Active Label Correction for Semantic Segmentation with Foundation Models
This work addresses the annotation bottleneck for researchers and practitioners in computer vision by providing a more efficient method for correcting errors in semantic segmentation datasets, though it is incremental as it builds on existing foundation models and active learning techniques.
The paper tackles the problem of labor-intensive pixel-wise annotation for semantic segmentation by proposing an active label correction framework that uses foundation models and superpixels to design annotator-friendly correction queries, resulting in a revised PASCAL dataset with 2.6 million pixels corrected and outperforming prior methods.
Training and validating models for semantic segmentation require datasets with pixel-wise annotations, which are notoriously labor-intensive.

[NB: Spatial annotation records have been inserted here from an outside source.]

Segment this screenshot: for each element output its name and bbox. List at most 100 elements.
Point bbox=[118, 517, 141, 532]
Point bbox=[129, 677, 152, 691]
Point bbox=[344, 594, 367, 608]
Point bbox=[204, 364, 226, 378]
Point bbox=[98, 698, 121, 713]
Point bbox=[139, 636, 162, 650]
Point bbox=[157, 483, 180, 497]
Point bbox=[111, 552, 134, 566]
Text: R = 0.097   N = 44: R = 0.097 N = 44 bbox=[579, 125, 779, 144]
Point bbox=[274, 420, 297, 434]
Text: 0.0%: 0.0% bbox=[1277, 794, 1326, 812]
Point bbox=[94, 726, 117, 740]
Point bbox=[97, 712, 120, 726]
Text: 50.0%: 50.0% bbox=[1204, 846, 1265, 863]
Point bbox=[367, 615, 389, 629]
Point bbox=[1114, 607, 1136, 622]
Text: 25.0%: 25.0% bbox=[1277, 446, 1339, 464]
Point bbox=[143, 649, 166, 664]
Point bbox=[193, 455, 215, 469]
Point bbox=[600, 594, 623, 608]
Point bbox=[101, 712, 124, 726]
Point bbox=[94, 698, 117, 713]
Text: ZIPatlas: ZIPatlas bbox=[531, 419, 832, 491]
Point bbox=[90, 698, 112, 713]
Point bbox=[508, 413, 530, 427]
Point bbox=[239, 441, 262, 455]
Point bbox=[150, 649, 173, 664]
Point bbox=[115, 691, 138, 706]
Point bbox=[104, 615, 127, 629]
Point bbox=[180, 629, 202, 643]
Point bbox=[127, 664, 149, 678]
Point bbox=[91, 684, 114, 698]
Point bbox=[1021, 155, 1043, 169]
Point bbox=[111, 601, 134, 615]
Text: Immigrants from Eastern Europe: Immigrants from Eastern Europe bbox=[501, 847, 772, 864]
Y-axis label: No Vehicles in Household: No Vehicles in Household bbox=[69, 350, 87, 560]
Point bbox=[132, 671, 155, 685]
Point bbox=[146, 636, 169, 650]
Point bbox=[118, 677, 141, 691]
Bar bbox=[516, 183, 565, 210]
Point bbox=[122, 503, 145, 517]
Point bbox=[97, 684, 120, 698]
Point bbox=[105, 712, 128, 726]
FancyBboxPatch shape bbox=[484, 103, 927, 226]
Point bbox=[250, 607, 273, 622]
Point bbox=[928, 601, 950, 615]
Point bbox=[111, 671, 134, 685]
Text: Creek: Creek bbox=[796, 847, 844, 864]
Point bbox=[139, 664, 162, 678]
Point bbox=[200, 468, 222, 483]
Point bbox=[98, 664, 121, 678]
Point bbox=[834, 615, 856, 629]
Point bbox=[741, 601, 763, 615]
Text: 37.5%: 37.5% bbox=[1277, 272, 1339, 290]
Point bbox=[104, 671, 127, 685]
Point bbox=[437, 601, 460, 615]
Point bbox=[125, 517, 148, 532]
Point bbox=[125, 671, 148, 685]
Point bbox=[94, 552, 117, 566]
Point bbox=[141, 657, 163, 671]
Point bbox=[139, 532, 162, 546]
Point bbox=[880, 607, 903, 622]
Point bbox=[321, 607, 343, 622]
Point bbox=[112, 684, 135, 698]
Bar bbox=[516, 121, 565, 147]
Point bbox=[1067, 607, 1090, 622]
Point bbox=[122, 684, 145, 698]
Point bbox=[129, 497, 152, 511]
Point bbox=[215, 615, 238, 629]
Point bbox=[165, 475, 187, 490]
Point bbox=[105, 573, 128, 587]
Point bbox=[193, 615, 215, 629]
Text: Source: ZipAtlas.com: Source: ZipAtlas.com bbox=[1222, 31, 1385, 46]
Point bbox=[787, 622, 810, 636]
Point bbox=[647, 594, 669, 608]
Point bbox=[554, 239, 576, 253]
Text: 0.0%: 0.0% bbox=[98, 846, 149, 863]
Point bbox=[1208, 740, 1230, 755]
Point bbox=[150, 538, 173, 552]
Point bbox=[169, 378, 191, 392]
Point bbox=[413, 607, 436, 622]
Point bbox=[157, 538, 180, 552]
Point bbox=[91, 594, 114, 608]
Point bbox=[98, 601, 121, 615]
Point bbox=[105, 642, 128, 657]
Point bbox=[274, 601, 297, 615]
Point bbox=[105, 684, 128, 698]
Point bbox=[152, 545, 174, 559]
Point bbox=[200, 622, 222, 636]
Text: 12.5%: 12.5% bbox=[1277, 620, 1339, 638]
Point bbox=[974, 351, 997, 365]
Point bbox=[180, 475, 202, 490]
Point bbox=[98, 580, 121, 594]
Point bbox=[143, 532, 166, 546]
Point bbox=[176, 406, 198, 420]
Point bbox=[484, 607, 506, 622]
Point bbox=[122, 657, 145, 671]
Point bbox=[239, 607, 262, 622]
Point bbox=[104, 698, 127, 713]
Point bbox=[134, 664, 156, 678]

Although useful priors such as foundation models or crowdsourced datasets are available, they are error-prone. We hence propose an effective framework of active label correction (ALC) based on a design of correction query to rectify pseudo labels of pixels, which in turn is more annotator-friendly than the standard one inquiring to classify a pixel directly according to our theoretical analysis and user study. Specifically, leveraging foundation models providing useful zero-shot predictions on pseudo labels and superpixels, our method comprises two key techniques: (i) an annotator-friendly design of correction query with the pseudo labels, and (ii) an acquisition function looking ahead label expansions based on the superpixels. Experimental results on PASCAL, Cityscapes, and Kvasir-SEG datasets demonstrate the effectiveness of our ALC framework, outperforming prior methods for active semantic segmentation and label correction. Notably, utilizing our method, we obtained a revised dataset of PASCAL by rectifying errors in 2.6 million pixels in PASCAL dataset.